Oils, spreads, nuts, seeds and avocado –Eat more nuts, and try different nuts you may not have had much before – like macadamias, walnuts, hazelnuts or pistachios. Sprinkle them on cereals, salads, yoghurt, stir-fry dishes and many other meals or snacks. Ensure you don’t overeat nuts and have unsalted to make sure you keep your blood pressure in check.
Choose products made from olive, sunflower, rice bran, canola, or safflower oil. Other good choices are sesame, pumpkin and sunflower seeds or almond and Brazil nuts. Eat 3 or more serves depending on calorie requirements. Avocado is another excellent choice, but walnuts are the best nut for the heart as they contain omega 3.
Peanut butter and tahini – These contain monounsaturated fats, high levels of protein, vitamin E, fibre and various minerals like calcium and magnesium. Spread them on some pure rye bread or use as dips for baby carrots, slices of apple, pears or pieces of carrot and celery.
Reduce your intake of saturated fats – Remove most of the skin from chicken or turkey and trim the visible fat from all meats, and replace cream for yoghurt in recipes where possible.

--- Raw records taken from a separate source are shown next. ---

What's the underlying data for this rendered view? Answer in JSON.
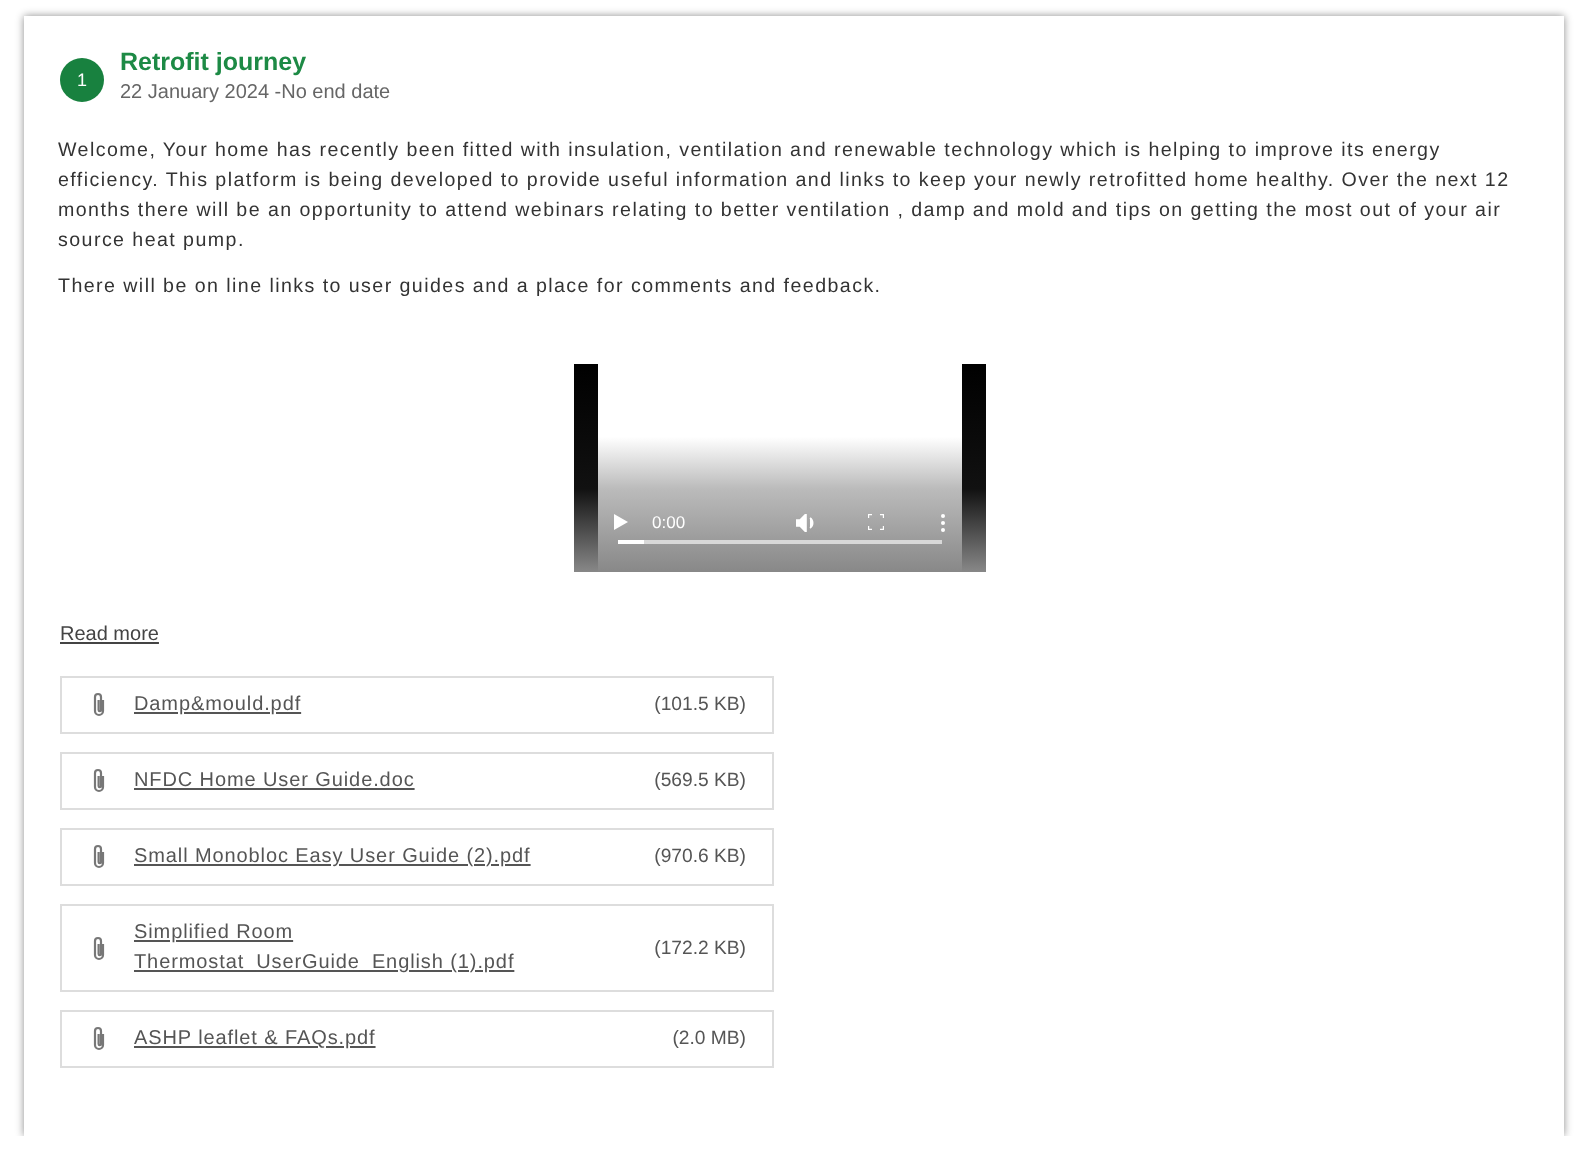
{
  "event": {
    "number": "1",
    "title": "Retrofit journey",
    "dates": "22 January 2024 -No end date"
  },
  "paragraphs": [
    "Welcome, Your home has recently been fitted with insulation, ventilation and renewable technology which is helping to improve its energy efficiency. This platform is being developed to provide useful information and links to keep your newly retrofitted home healthy. Over the next 12 months there will be an opportunity to attend webinars relating to better ventilation , damp and mold and tips on getting the most out of your air source heat pump.",
    "There will be on line links to user guides and a place for comments and feedback."
  ],
  "video": {
    "time": "0:00",
    "level": 0.08
  },
  "read_more": "Read more",
  "attachments": [
    {
      "name": "Damp&mould.pdf",
      "size": "(101.5 KB)"
    },
    {
      "name": "NFDC Home User Guide.doc",
      "size": "(569.5 KB)"
    },
    {
      "name": "Small Monobloc Easy User Guide (2).pdf",
      "size": "(970.6 KB)"
    },
    {
      "name": "Simplified Room Thermostat_UserGuide_English (1).pdf",
      "size": "(172.2 KB)"
    },
    {
      "name": "ASHP leaflet & FAQs.pdf",
      "size": "(2.0 MB)"
    }
  ]
}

Monounsaturated fats – Buy an olive oil sprayer and use in your cooking. Use olive oil or sunflower oil instead of “blended” vegetable oils. A small amount of butter is acceptable, and we do like you to avoid margarine. Coconut oil is proving to be an excellent choice, even though it is a saturated fat, it does not appear to be a cause of heart disease.
Avoid trans fats – Avoid packaged snacks and baked goods with partially hydrogenated fats or oils listed as ingredients. Use olive oil instead. Most Australian and NZ food manufacturers have been trying to remove all trans fats from spreads.
Non alcoholic drinks – Between 6-8 (non-alcoholic) drinks daily – choose from water, one cup tea, one cup of coffee and/or dilute fruit juice.
Alcoholic drinks – Low to moderate alcohol consumption can be an enjoyable, positive aspect of social life and this consumption has also been shown to have a protective effect in heart disease – probably due to the relaxing effect of alcohol on the person. However heavy drinking is associated with an increased risk of coronary heart disease and stroke, particularly if the person smokes.